In this post, I’ll be discussing everyday conversations with grandparents, parents-in-law, friends and the friend potentials. This obviously doesn’t apply to professors and other career self-esteem tyrants.
Let me start by saying that provided you have no issue with breaking etiquette and being taken for an arsehole, you can argue and chastise about any topic you like, whenever you like.
This guide will help the rest of us to be more socially cohesive in our constructive criticism.
1. I think my Grandma’s gone crazy
Q: My grandmother just said, “Go and fetch my watering can and water the garden. I don’t want the fairies to get dehydrated”. Should I link her to The Skeptics’ Guide to the Universe and patronisingly tell her that “it’s ok, even Sir Arthur Conan Doyle believed in fairies“?
A: Absolutely not. Your grandmother is always right. If she told you she keeps a one-horned one-eyed flying purple people eater and asked you to fetch some cat food for it (and also some for her cats), the correct response is, “Yes, grandma”.
Q: My girlfriend’s brother has just informed the whole family at the dinner table that echinacea is a wonder herb which cures everything from common colds to measles. Further, vaccines are basically just antifreeze and everyone knows antifreeze can give you a fever, so he does not plan to vaccinate his newborn baby against any diseases, including polio, measles or whooping cough. Should I tell him he’s a muppet?
A: Yes, yes you should. Very loudly. And if your girlfriend and her parents have a problem with you stating your objection, you can tell them to thank you for saving their grandchild/niece’s life. And then you should link him to my wonderfully short and punchy rundown of the simple refutations to some common anti-vax claims. Finally, you should make a mental note not to let this person babysit or Godfather your potential future children. Exercise your veto quickly.
3. Like, gluten or whatever
Q: My waitress reckons a gluten-free diet will help me reduce weight, fart less and cure my autism. Should I have a go at her?
A: The trendy, hipster gluten-free diet thing is actually a massive money maker. Not only did it earn $2.6 billion in 2012, it also elicits absolutely no benefit for the general population. So, she’s wrong. But in this case, she’s not actually hurting anyone. Not eating gluten won’t hurt you as much as not getting a vaccine, for example. Gluten-free diets are the only treatment for celiac disease. There is also very, very mild and poorly understood evidence for something called ‘non-celiac gluten sensitivity‘, on which only three papers have ever been published and they all seem to contradict one another. In addition, they were not able to identify a cause, and many participants suffered other food sensitivities as well. If it exists, the highest current rate estimate for NCGS is about 6% of the population. In short, the gluten-free thing is a fad. Of course, there is no evidence that it cures autism, despite some goblin’s horrendous and counter-scientific claims that “the road to autism recovery starts with diet“. People will say anything for a buck. But basically, if they’re just misled about yet another fad diet that won’t do a bunch of harm (other than maybe issue false hope, which is pretty bad), let her have a whinge about gluten then pick up your sourdough on the way home.[Note: I will be writing a piece on this topic soon, as well as #hipsters]

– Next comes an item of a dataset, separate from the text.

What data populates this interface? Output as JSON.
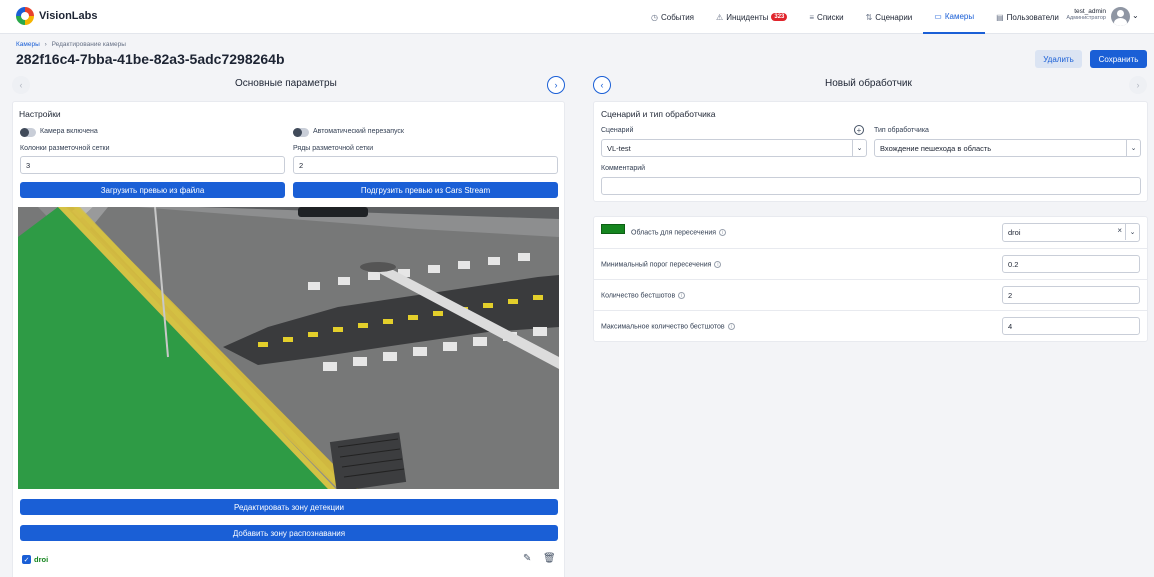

4. Help! I just found out my best friend’s an Atheist/Christian/Jew/Muslim/ALP member/Some other category that is inherently divisive and different to me (read: wrong). Should I tell them how stupid they are and how clever I am?

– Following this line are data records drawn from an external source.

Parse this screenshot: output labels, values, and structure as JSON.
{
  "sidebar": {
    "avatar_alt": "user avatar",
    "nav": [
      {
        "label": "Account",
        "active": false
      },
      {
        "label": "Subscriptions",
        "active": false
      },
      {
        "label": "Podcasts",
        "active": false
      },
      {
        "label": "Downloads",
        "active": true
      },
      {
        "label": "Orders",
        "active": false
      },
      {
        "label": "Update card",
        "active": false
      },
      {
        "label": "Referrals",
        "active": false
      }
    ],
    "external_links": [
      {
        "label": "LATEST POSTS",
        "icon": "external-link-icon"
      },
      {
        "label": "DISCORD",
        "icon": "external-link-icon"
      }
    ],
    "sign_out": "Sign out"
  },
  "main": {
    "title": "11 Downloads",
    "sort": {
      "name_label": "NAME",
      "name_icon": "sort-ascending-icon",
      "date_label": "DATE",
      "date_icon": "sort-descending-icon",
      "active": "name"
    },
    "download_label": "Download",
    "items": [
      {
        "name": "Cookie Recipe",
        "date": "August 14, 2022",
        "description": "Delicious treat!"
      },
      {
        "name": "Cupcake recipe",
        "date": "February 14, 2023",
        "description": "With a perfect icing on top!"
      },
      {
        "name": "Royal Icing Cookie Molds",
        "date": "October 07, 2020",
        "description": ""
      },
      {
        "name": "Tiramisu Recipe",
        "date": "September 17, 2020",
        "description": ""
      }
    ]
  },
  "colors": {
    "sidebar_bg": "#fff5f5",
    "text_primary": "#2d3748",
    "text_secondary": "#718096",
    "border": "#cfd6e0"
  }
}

You’ll be alright. Unless they’re about to stone their neighbour on the sabbath or try to implement fair and cost-effective domestic policy while maintaining a realistic lens through which to approach foreign affairs, keep it to yourself. If it comes up in conversation and they ask what you believe, then you can debate ’til the cows come home, but don’t go picking fights with mates. Just remember that they’re your friend, which is more important than them believing exactly what you do. If one of you wins, you both lose.
Writing more regularly is fun. I’ll try to keep posting as often as possible. Discussion, criticism and charming compliments all welcome!